El ADN que codifica las proteínas de la presente invención incluye un ADN que codifica la proteína que presenta posiblemente deleciones, sustituciones, inserciones o adiciones de uno o varios aminoácidos en una o más posiciones de la proteína (A), siempre que no conduzca a la pérdida de la actividad proteica. El número de "varios" aminoácidos difiere, dependiendo de la posición de los residuos de aminoácidos en la estructura tridimensional de la proteína, y del tipo de aminoácidos. Sin embargo, significa entre 2 y 30 para la proteína (A). Esto es así, debido a que algunos aminoácidos presentan, entre ellos, una alta homología, y la diferencia en un aminoácido no afecta de forma acusada a la estructura tridimensional de la proteína y a su actividad. Por tanto, la proteína (B) puede consistir en una que muestre una homología no inferior a entre 30 y 50%, preferentemente no inferior a entre 50 y 70%, más preferentemente no inferior a entre 70 y 90%, y muy preferentemente no inferior a 95% con respecto a la secuencia aminoácida completa de la transaldolasa, y que presente la actividad de la transaldolasa.
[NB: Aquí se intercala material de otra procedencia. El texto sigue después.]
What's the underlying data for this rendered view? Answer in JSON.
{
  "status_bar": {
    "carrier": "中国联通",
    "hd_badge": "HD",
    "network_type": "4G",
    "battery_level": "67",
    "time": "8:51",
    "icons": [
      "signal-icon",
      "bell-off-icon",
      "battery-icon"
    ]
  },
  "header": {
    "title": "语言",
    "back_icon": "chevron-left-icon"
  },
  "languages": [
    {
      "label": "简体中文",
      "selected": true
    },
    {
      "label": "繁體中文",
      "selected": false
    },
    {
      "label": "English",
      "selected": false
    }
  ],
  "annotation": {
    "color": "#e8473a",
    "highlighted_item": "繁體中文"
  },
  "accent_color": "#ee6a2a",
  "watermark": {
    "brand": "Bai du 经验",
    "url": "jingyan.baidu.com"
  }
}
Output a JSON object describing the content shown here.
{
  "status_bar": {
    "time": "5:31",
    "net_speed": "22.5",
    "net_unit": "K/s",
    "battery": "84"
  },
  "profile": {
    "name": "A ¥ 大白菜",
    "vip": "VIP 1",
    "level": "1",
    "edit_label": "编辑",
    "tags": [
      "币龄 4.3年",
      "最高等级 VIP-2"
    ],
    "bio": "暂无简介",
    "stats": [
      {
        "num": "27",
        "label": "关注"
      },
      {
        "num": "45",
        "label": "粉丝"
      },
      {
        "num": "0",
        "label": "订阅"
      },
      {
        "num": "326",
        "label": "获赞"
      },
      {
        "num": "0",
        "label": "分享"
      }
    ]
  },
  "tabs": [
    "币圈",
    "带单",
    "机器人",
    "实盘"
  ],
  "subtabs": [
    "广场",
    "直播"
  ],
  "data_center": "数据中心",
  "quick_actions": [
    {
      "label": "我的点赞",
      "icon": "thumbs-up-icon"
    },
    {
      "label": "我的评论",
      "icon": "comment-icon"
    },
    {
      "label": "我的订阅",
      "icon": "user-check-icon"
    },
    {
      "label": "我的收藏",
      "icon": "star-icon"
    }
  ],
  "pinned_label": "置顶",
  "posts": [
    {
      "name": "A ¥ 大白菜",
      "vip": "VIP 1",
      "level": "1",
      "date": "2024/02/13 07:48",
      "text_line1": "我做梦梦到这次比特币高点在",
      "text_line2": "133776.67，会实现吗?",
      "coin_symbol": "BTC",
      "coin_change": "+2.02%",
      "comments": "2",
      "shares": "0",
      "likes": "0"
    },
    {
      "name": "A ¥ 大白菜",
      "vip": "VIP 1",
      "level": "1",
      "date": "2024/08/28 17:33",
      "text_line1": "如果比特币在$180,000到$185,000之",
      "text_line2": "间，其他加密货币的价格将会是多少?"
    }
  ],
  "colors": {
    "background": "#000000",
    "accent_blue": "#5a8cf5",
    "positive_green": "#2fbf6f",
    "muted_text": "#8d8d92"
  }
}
Para evaluar el grado de homología, pueden utilizarse procedimientos de cálculo conocidos, tales como la investigación BLAST, la investigación FASTA y Crustal W. BLAST (Herramienta de investigación de la alineación local básica) es el algoritmo heurístico de investigación que se utiliza por los programas blastp, blastn, blastx, megablast, tblastn, y tblastx; estos programas atribuyen significado a sus hallazgos, utilizando los métodos estadísticos de Karlin, Samuel y Stephen F. Altschul ("Methods for assessing the statistical significance of molecular sequence features by using general scoring schemes"). Proc. Natl. Acad. Sci. USA, 1990, 87:2264-68; "Applications and statistics for multiple high-scoring segments in molecular sequences", Proc. Natl. Acad. Sci. USA, 1993, 90: 5873-7). El método FASTA de investigación se describe por W. R. Pearson ("Rapid and Sensitive Sequence Comparison with FASTP and FASTA "), Methods in Enzymology 1990 183:63-98). El método Clustal W es descrito por Thompson J.D., Higgins D.G. y Gibson T.J. ("CLUSTAL W: improving the sensitivity of progressive multiple sequence alignment through sequence weighting, position-specific gap penalties and weight matrix choice", Nucleic Acids Res.1994, 22:4673-4680).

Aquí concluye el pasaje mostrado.